Selon les circonstances et les individus, l’Ani des palétuviers couve ses œufs ou profite de ses voisines. Avec un même succès.
Zoologie. La réputation du coucou n’est plus à faire. Ni le sinistre enchaînement que constitue sa reproduction. Une femelle qui dissimule ses œufs dans un nid étranger, des petits qui éclosent précocement et jettent les concurrents par-dessus bord, et une mère étrangère dupée qui gave le petit parasite jusqu’à l’épuisement. Un tueur sans scrupule, croit-on pouvoir conclure. Mais non sans génie, ajoutent les ornithologues, qui mettent en avant l’étonnante panoplie de ruses employées pour duper les hôtes.
Surtout, les spécialistes rappellent que le recours au crime systématique n’est pratiqué que par une minorité de coucous. Sur les quelque 130 espèces répertoriées à travers le monde, une poignée seulement parasite les nids étrangers. La plupart élèvent leurs propres petits de façon sagement traditionnelle, s’autorisant un recours épisodique au parasitisme. Enfin, quatre espèces nichent de façon coopérative. Autrement dit, plusieurs couples bâtissent conjointement un nid, partagent la couvaison après la ponte, et enfin prennent soin collectivement des petits. Babas cool communautaires plus que criminels endurcis.
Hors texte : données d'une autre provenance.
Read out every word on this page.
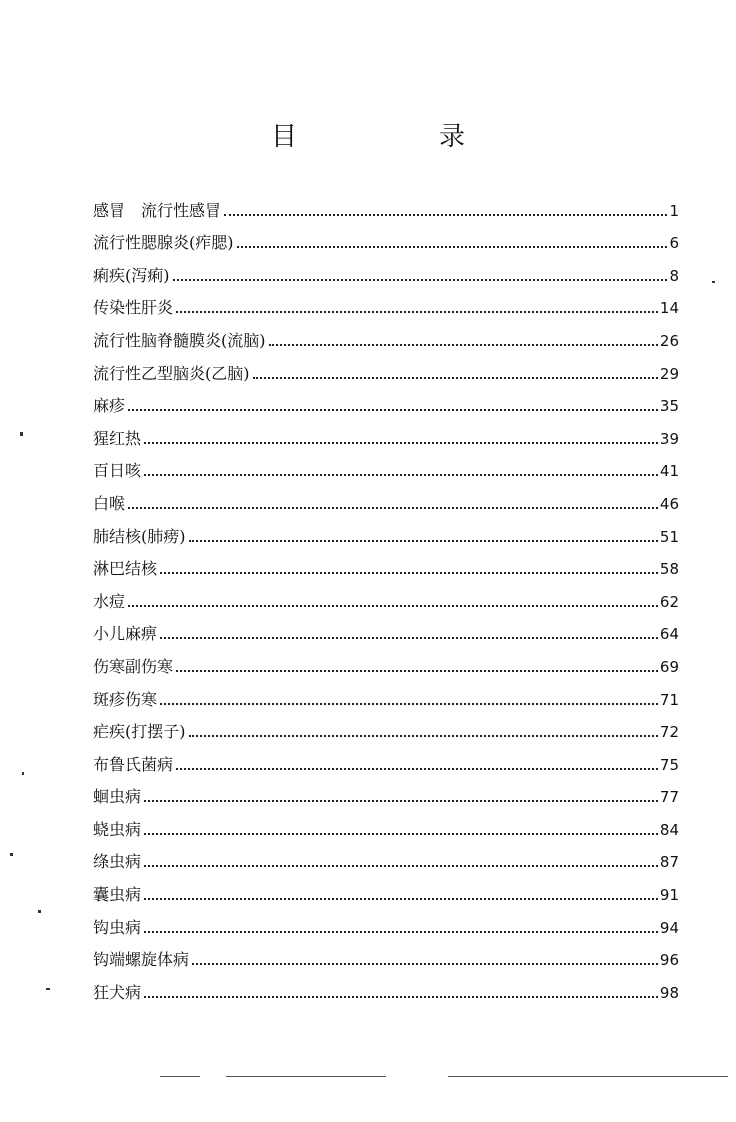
目　录
感冒　流行性感冒	1
流行性腮腺炎(痄腮)	6
痢疾(泻痢)	8
传染性肝炎	14
流行性脑脊髓膜炎(流脑)	26
流行性乙型脑炎(乙脑)	29
麻疹	35
猩红热	39
百日咳	41
白喉	46
肺结核(肺痨)	51
淋巴结核	58
水痘	62
小儿麻痹	64
伤寒副伤寒	69
斑疹伤寒	71
疟疾(打摆子)	72
布鲁氏菌病	75
蛔虫病	77
蛲虫病	84
绦虫病	87
囊虫病	91
钩虫病	94
钩端螺旋体病	96
狂犬病	98
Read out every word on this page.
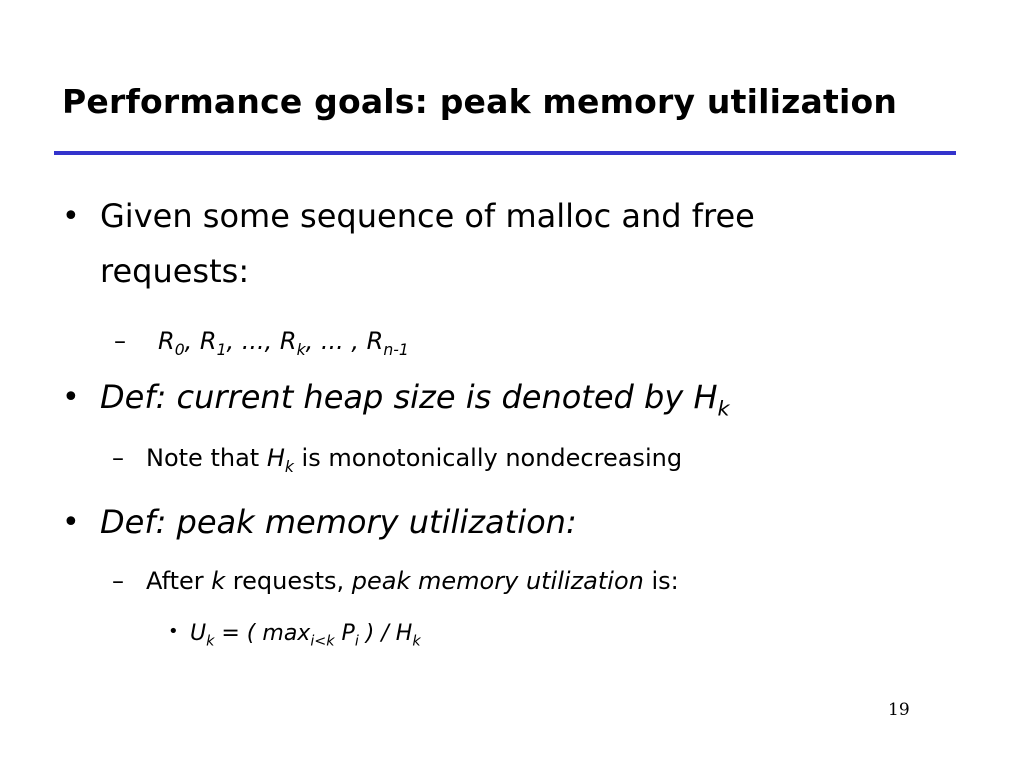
Performance goals: peak memory utilization
• Given some sequence of malloc and free requests:
– $R_0$, $R_1$, ..., $R_k$, ... , $R_{n-1}$
• Def: current heap size is denoted by $H_k$
– Note that $H_k$ is monotonically nondecreasing
• Def: peak memory utilization:
– After k requests, peak memory utilization is:
• $U_k$ = ( $\max_{i<k} P_i$ ) / $H_k$
19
L’ani des palétuviers (Crotophaga major) est une de ces raretés. Chez ce grand coucou noir du Panama, deux à quatre couples partagent ainsi le gîte et le couvert. Quel bénéfice en tirent-ils ? C’est la question que se posait Christina Riehl il y a onze ans, quand elle a commencé à suivre ces oiseaux dans la forêt tropicale du Panama. Rapidement, elle a constaté que des œufs supplémentaires dans les nids apparaissaient. Elle a alors découvert que derrière la façade respectable des nids communautaires se cachaient quelques incartades parasitaires. « J’ai alors commencé à collecter des données pour tenter de comprendre pourquoi les femelles pondaient parfois dans le nid des autres », raconte l’ornithologue, professeure assistante à Princeton. Elle s’est alors attachée à relever l’ADN des différents individus mais aussi les traces génétiques présentes sur les œufs, afin de dresser la carte des options choisies et leur éventuel succès. Les résultats de cette vaste entreprise, conduite avec sa collègue Meghan Strong, viennent d’être publiés dans la revue Nature.
Une stratégie de secours
Premier constat des deux chercheuses : le parasitisme constitue une stratégie de secours. Les femelles n’y ont recours que lorsque le projet communautaire échoue, autrement dit lorsque le premier nid est détruit par un prédateur. De ce fait, 10 % à 30 % des nids, suivant les années, se retrouvent parasités. Avec là encore un succès variable. Si la visiteuse pond trop tard, les propriétaires légitimes repèrent les œufs intrus et les éliminent. Autrement, le processus se poursuit jusqu’à éclosion.
Plus surprenant, toutes les femelles n’ont pas recours au plan B. Sur les 210 individus observés, 33 ont parasité des nids étrangers. Et toujours les mêmes. « C’est ce qui nous a le plus étonnés, précise Christina Riehl. Certains individus parasitent chaque fois qu’ils subissent une prédation, d’autres jamais. » Pourquoi les unes et pas les autres ? Andrew Zink, de l’université d’Etat de San Francisco, pense avoir une explication. Constatant que les femelles parasitaires sont aussi celles qui pondent le moins d’œufs dans leur propre nid, il imagine : « Peut-être ces femelles apportent-elles moins de soin à leurs petits et disposent donc des ressources pour pondre une deuxième fois. »
Christina Riehl avoue « l’ignorer pour le moment ». « Ce sera notre prochaine étape, comprendre si le parasitisme a des sources génétiques, s’il est hérité des mères ou déterminé par les conditions environnementales et l’histoire de chaque individu », détaille-t-elle. De quoi affiner encore l’image des coucous et les libérer des clichés qui leur collent aux plumes.